A pesar de ser un hombre, nunca ha maltratado o violado a una mujer, lo cual, a juzgar por la narrativa de ciertos políticos y medios, le convertiría en una aberración estadística. Es algo que le hace sentir bastante orgulloso, hasta que recuerda que la inmensa mayoría de tíos no sólo no han maltratado en modo alguno a ninguna mujer, sino que además tienen que hacer un esfuerzo consciente para comunicarse con normalidad con una que les parezca mínimamente atractiva.
K piensa francamente que M se mea en la boca de las mujeres atractivas, y para decir la verdad, está seguro de que podría cumplir sus fantasías pasivas de lluvia dorada con ella. Como se puede ver, se plantean bastantes obstáculos de pensamiento mágico, pero, cuando se quiere dar cuenta, le han sentado a la mesa frente a nada menos que la susodicha.

Siempre se habla de fingir cierto desinterés para interesar a la otra persona. K está seguro de que eso a veces funciona. A mucha gente no le interesa lo fácil, a ciertas personas no les seduce que te lances a sus brazos cuando silban. Es comprensible.
Pero K nunca ha tenido ninguna actitud concreta para con las mujeres. Mas bien se siente algo descompuesto frente a la que le gusta, se le cierra el estómago, procura elegir bien las palabras y, si acaba llegando el momento de desabotonarse o bajar cremalleras, actúa incrédulo por lo que está a punto de suceder.
Es probable que K no tenga una gran autoestima. Baja autoestima + timidez + alto grado de perversión + por qué no decirlo: un pene muy por encima de la media (aunque sin llegar a medidas circenses). Como todo lo demás que no importa, el tamaño no importa hasta que importa. Pero de momento el pene está encogido y expectante, arrugado cual criatura amorfa de Star Wars.

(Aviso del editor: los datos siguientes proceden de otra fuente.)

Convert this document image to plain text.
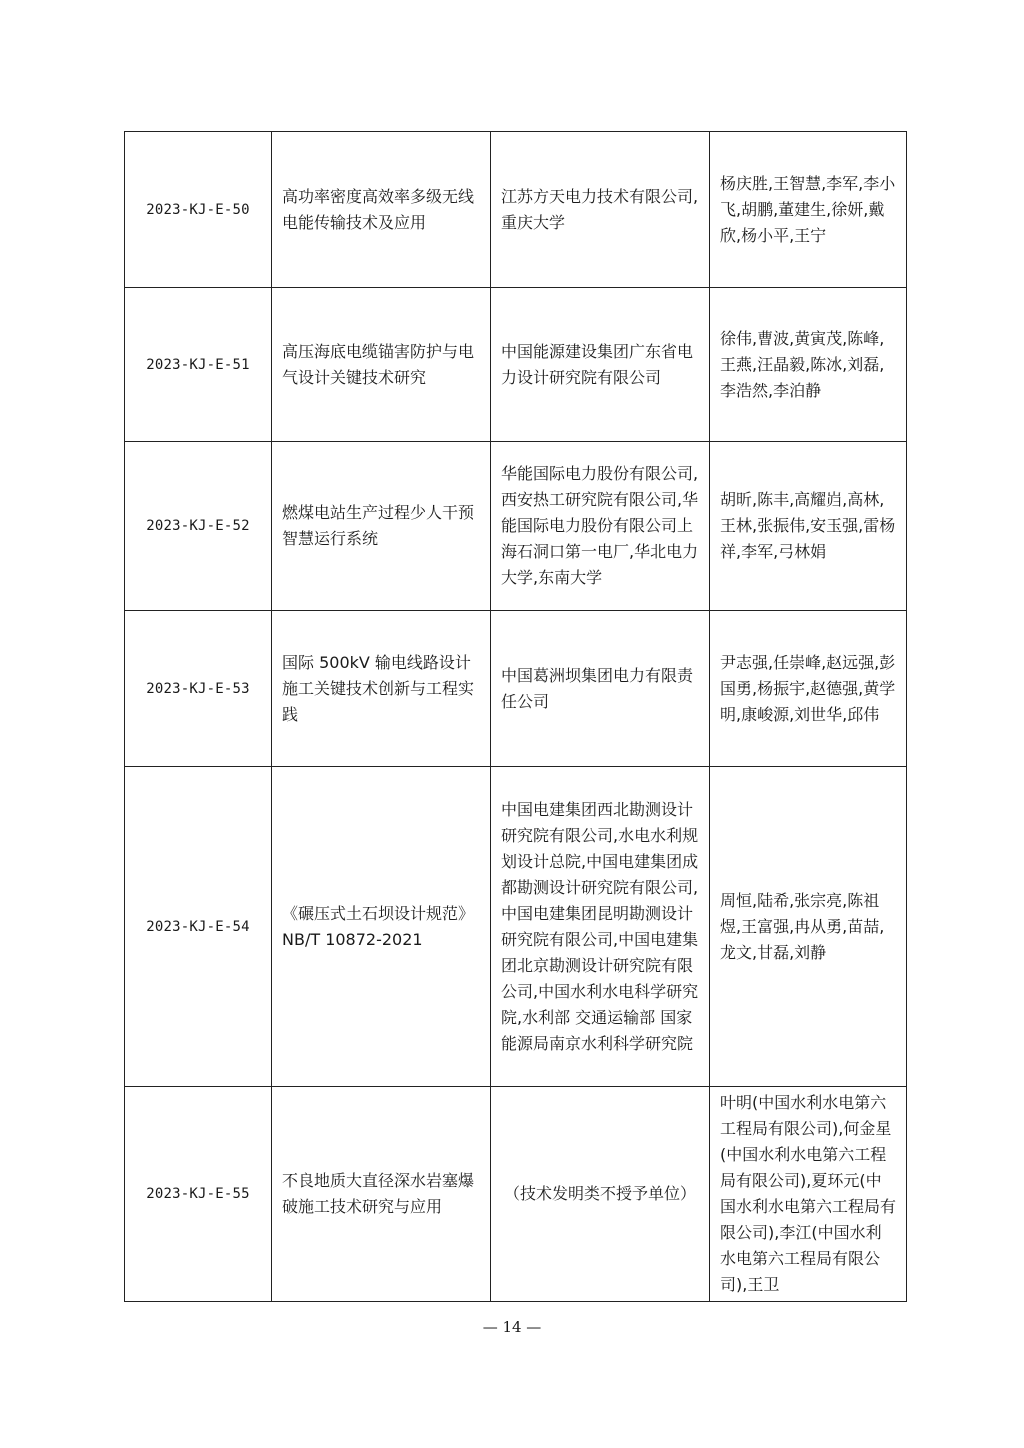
2023-KJ-E-50	高功率密度高效率多级无线电能传输技术及应用	江苏方天电力技术有限公司,重庆大学	杨庆胜,王智慧,李军,李小飞,胡鹏,董建生,徐妍,戴欣,杨小平,王宁
2023-KJ-E-51	高压海底电缆锚害防护与电气设计关键技术研究	中国能源建设集团广东省电力设计研究院有限公司	徐伟,曹波,黄寅茂,陈峰,王燕,汪晶毅,陈冰,刘磊,李浩然,李泊静
2023-KJ-E-52	燃煤电站生产过程少人干预智慧运行系统	华能国际电力股份有限公司,西安热工研究院有限公司,华能国际电力股份有限公司上海石洞口第一电厂,华北电力大学,东南大学	胡昕,陈丰,高耀岿,高林,王林,张振伟,安玉强,雷杨祥,李军,弓林娟
2023-KJ-E-53	国际 500kV 输电线路设计施工关键技术创新与工程实践	中国葛洲坝集团电力有限责任公司	尹志强,任崇峰,赵远强,彭国勇,杨振宇,赵德强,黄学明,康峻源,刘世华,邱伟
2023-KJ-E-54	《碾压式土石坝设计规范》NB/T 10872-2021	中国电建集团西北勘测设计研究院有限公司,水电水利规划设计总院,中国电建集团成都勘测设计研究院有限公司,中国电建集团昆明勘测设计研究院有限公司,中国电建集团北京勘测设计研究院有限公司,中国水利水电科学研究院,水利部 交通运输部 国家能源局南京水利科学研究院	周恒,陆希,张宗亮,陈祖煜,王富强,冉从勇,苗喆,龙文,甘磊,刘静
2023-KJ-E-55	不良地质大直径深水岩塞爆破施工技术研究与应用	（技术发明类不授予单位）	叶明(中国水利水电第六工程局有限公司),何金星(中国水利水电第六工程局有限公司),夏环元(中国水利水电第六工程局有限公司),李江(中国水利水电第六工程局有限公司),王卫
— 14 —
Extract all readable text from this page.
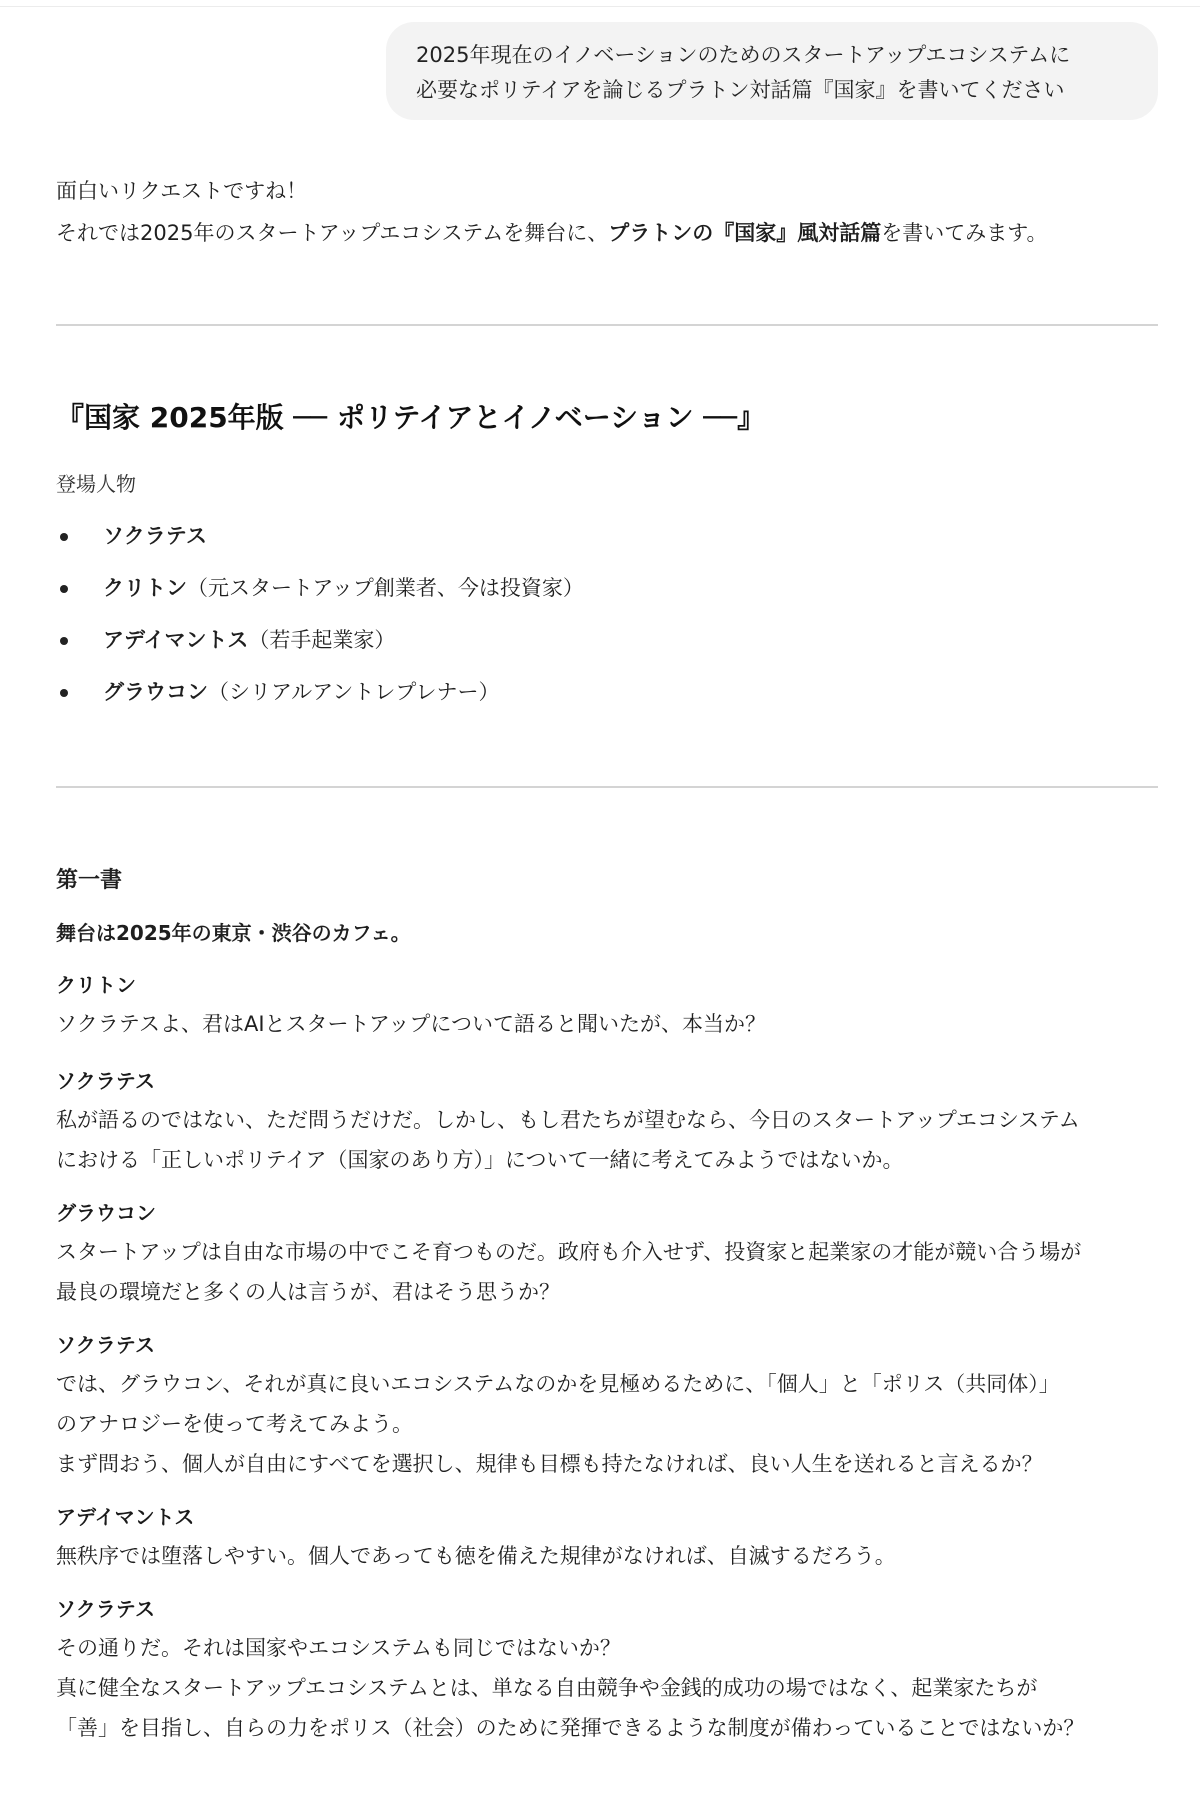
2025年現在のイノベーションのためのスタートアップエコシステムに

必要なポリテイアを論じるプラトン対話篇『国家』を書いてください

面白いリクエストですね！
それでは2025年のスタートアップエコシステムを舞台に、プラトンの『国家』風対話篇を書いてみます。
『国家 2025年版 ── ポリテイアとイノベーション ──』
登場人物
ソクラテス
クリトン（元スタートアップ創業者、今は投資家）
アデイマントス（若手起業家）
グラウコン（シリアルアントレプレナー）
第一書
舞台は2025年の東京・渋谷のカフェ。
クリトン
ソクラテスよ、君はAIとスタートアップについて語ると聞いたが、本当か？
ソクラテス
私が語るのではない、ただ問うだけだ。しかし、もし君たちが望むなら、今日のスタートアップエコシステム
における「正しいポリテイア（国家のあり方）」について一緒に考えてみようではないか。
グラウコン
スタートアップは自由な市場の中でこそ育つものだ。政府も介入せず、投資家と起業家の才能が競い合う場が
最良の環境だと多くの人は言うが、君はそう思うか？
ソクラテス
では、グラウコン、それが真に良いエコシステムなのかを見極めるために、「個人」と「ポリス（共同体）」
のアナロジーを使って考えてみよう。
まず問おう、個人が自由にすべてを選択し、規律も目標も持たなければ、良い人生を送れると言えるか？
アデイマントス
無秩序では堕落しやすい。個人であっても徳を備えた規律がなければ、自滅するだろう。
ソクラテス
その通りだ。それは国家やエコシステムも同じではないか？
真に健全なスタートアップエコシステムとは、単なる自由競争や金銭的成功の場ではなく、起業家たちが
「善」を目指し、自らの力をポリス（社会）のために発揮できるような制度が備わっていることではないか？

Tampoco hay manera de fingir desinterés ante semejante mujer. Ambos saben lo que está pasando, y lo que pasa es que ella se lo está pensando; porque es ella quien decide, y él está siendo evaluado. O quizá ella ya ha decidido. En cualquier caso, él ahora es el único ciudadano del país M, y M no es una democracia. Sólo puede intentar actuar como alguien follable. De entrada nunca piensa que deba “ser él mismo” en semejantes situaciones. Tiene que parecer mucho mejor que él mismo, olvidarse de él mismo. No tiene que ser una versión mejorada de sí mismo, no tiene que ser él mismo de ninguna de las maneras. Tiene que ser el tío con el que ella se querría acostar, teniendo en cuenta que ella podría acostarse literalmente con quien quisiera, quizá incluso trascendiendo gustos sexuales, teorías de género y todas las chorradas posmo universitarias que se te puedan ocurrir. Lo más cínico que se le puede aconsejar a alguien es: sé tú mismo.
Lo malo es que todo eso sigue formando parte del ámbito téorico. Quizá es más lúcido que decir “sé tú mismo”, pero no más útil.
En la vida real, la acción casi nunca va de guiones, carreras y persecuciones. La acción es más bien invisible. El equivalente real de la explosión a lo Michael Bay de una gasolinera, es el zapato de una chica rozándote a caso hecho por debajo de la mesa. La mayor parte de lo que se dice suele ser insustancial. Hay quien dice que las primeras citas son como entrevistas de trabajo. Por la experiencia de K, eso también es mentira. A menudo una cita es un cúmulo de comentarios inócuos a modo de raíles que sirven para llegar a tener sexo con alguien que al menos no te caiga demasiado mal.
Tinder ya existía antes de Tinder. Internet no inventa, sólo recoge.
M mira a K como si ella no tuviera todo el poder sexual. Lo único parecido al sexo que se desprende de K son las ganas.
Hablan de la nochevieja, la única experiencia que tienen en común. Y K no hace otra cosa que absolutamente lo contrario a lo que aconsejarían todos los manuales honestos de la conversación con intención: ser él mismo.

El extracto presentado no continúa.